Temos, atualmente, uma problemática envolvendo a classe de trabalhadores sob demanda via aplicativos, de modo que, existem diversos entendimentos quanto a verdadeira relação jurídica envolvendo estas partes, surgindo, assim, a dúvida: Estaríamos diante de uma típica relação de emprego, nos moldes estabelecidos pelo artigo 2º e 3º da Consolidação das Leis do Trabalho? Ou não?
Nos dias atuais existe um elevado número de demandas envolvendo esses trabalhadores, na qual pleiteia-se o reconhecimento do vínculo de emprego, seja motorista, seja entregador e, diante da falta de um regramento jurídico próprio, muitas dúvidas surgem sobre a verdadeira essência desta relação contratual.
Será que diante do surgimento das novas tecnologias é preciso também que as novas modalidades de trabalho necessitem de uma regulamentação? Será que essa regulamentação colocaria em risco toda uma construção histórica de princípios e normas que norteiam o contrato de trabalho?
Ao que nos parece, a falta de normas sobre a temática pode trazer a insegurança jurídica os envolvidos nesta relação contratual, e daí surge a necessidade de um estudo aprofundado, para que, então, a partir desta análise técnica, possam surgir soluções adequadas a esta nova realidade.
É fato claro e notório que, com a chegada de novas tecnologias, muitas mudanças ocorreram no campo das relações de trabalho, inclusive na forma de desenvolvê-lo.
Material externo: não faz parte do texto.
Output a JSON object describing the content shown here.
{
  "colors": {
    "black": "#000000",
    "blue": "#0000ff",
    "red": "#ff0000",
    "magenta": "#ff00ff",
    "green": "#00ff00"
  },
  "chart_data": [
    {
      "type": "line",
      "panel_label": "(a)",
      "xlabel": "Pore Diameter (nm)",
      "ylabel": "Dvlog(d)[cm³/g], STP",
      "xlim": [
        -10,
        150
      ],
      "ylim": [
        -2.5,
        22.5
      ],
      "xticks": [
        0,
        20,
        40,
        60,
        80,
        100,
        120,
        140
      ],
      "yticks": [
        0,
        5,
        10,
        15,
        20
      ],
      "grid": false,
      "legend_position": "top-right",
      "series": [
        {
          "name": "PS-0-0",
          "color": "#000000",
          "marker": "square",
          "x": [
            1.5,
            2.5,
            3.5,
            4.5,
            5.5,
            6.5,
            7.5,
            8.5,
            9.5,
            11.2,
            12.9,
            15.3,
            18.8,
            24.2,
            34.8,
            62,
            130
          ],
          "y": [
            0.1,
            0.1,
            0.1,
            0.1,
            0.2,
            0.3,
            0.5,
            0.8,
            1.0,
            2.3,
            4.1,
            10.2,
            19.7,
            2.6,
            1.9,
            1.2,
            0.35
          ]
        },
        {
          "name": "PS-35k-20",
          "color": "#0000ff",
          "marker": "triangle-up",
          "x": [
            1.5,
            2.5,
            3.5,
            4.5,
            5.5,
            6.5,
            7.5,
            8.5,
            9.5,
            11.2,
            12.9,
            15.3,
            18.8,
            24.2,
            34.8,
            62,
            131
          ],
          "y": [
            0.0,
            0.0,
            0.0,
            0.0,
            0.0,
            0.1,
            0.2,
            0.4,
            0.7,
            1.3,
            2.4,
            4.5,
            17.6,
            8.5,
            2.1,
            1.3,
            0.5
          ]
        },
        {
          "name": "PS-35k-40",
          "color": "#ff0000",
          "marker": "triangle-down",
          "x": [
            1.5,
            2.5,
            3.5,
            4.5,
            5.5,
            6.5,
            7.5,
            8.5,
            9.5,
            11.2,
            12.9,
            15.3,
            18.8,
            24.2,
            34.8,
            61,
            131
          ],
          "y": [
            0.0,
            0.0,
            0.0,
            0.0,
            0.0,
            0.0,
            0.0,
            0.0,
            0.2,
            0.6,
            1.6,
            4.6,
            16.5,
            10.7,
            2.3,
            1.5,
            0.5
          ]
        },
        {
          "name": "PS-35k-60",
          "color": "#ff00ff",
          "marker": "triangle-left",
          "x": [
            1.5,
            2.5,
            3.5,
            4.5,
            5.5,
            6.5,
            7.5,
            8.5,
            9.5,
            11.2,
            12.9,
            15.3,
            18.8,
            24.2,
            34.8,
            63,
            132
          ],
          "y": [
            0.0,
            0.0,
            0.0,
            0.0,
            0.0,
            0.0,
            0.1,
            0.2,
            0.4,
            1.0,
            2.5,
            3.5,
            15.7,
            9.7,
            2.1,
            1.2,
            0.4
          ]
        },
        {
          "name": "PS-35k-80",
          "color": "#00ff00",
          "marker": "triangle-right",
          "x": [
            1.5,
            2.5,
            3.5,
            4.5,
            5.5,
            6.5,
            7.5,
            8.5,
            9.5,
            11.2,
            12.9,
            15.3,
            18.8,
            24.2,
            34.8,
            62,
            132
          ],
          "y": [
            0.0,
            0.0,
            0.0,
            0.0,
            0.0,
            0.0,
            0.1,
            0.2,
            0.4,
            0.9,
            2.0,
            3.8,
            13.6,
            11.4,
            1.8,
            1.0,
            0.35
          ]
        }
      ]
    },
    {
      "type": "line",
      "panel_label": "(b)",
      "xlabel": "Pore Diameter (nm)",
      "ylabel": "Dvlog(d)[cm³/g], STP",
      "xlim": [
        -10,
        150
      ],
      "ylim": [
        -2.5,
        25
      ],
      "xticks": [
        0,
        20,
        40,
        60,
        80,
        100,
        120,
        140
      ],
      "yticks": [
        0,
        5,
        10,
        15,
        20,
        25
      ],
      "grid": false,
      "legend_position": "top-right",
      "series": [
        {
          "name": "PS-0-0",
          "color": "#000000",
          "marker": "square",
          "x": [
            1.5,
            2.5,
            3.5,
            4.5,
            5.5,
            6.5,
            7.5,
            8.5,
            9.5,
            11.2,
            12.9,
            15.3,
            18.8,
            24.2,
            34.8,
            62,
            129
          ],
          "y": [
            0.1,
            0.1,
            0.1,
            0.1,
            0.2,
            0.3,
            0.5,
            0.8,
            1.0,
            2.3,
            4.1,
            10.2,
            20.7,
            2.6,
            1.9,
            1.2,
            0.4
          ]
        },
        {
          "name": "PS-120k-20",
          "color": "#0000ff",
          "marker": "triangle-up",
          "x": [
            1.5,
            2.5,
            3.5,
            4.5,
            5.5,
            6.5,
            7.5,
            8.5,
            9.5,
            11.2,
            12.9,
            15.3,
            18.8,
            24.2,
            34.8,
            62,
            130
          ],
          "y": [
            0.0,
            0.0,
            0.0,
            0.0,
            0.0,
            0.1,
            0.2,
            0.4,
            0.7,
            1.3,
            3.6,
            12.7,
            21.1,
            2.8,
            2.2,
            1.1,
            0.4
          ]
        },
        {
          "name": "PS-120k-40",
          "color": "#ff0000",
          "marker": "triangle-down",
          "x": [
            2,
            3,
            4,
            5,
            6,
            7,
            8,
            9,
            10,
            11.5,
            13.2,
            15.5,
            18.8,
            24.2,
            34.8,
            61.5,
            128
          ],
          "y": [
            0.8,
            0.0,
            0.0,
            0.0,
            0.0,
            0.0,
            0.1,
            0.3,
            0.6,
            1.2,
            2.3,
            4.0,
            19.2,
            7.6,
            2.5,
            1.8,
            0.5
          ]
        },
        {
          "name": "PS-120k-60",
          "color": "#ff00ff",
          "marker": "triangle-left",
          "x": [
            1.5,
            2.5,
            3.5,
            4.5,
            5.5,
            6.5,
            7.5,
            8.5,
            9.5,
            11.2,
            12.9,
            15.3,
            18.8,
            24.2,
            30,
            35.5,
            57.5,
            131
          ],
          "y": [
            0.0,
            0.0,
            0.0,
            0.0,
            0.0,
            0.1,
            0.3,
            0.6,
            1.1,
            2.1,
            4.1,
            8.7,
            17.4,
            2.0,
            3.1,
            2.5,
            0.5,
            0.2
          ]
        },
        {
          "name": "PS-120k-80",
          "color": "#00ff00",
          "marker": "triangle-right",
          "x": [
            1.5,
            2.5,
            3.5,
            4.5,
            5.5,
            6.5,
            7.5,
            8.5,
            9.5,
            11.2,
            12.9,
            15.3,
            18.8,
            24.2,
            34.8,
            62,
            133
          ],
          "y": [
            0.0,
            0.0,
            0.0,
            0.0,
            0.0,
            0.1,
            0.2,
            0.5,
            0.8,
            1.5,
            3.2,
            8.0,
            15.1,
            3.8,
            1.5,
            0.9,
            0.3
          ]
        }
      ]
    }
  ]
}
Quem poderia imaginar, em um passado não tão distante, que hoje os aparelhos de telefone celular teriam tantas funções e aplicativos, aliás, nos dias atuais, a finalidade para o qual foi criado pouco é utilizada, qual seja, realizar ligações telefônicas.
Se, por um lado as novidades tecnológicas trouxeram melhorias para a sociedade, como a facilidade de locomoção no transporte, que até então não existia, por outro lado, essas mesmas tecnologias não abrangeram as garantias para estes trabalhadores, que beneficiam toda a sociedade e muitas vezes, as custas de sua própria saúde e segurança.
Conforme preceitua o artigo 3º da Consolidação das Leis do Trabalho, para que alguém possa ser considerado empregado, é necessário que o trabalho seja prestado por pessoa física, de maneira não eventual, sob a dependência do seu empregador e que haja a contraprestação pelo serviço prestado (salário), ou seja, são cinco os requisitos: subordinação, habitualidade, onerosidade, pessoalidade e pessoa física.
Ademais, tendo conhecimento do conceito de empregado, se faz extremamente importante identificar o conceito de empregador contido no artigo 2º da Consolidação das Leis do Trabalho, pois neste caso, o empregador será a empresa que irá admitir e assalariar os trabalhadores, assumindo o risco da atividade empresarial.
Os requisitos da relação de emprego são cumulativos, e, por isso, a ausência de um deles implica no não reconhecimento da relação. Nesta linha de raciocínio, a grande discussão surge no campo da subordinação jurídica, pois, a forma de realização das atividades pelo trabalhadores não segue a ideia clássica contida nos artigos 2º e 3º da Consolidação das Leis do Trabalho, vez que com as inovações tecnológicas, a intermediação desse serviço é feita por uma plataforma digital, sendo este o argumento utilizado pela empresa para não registrar esses trabalhadores, sustentando que faz apenas a conexão destes com os usuários, não possuindo qualquer poder de controle e gestão sobre esta atividade.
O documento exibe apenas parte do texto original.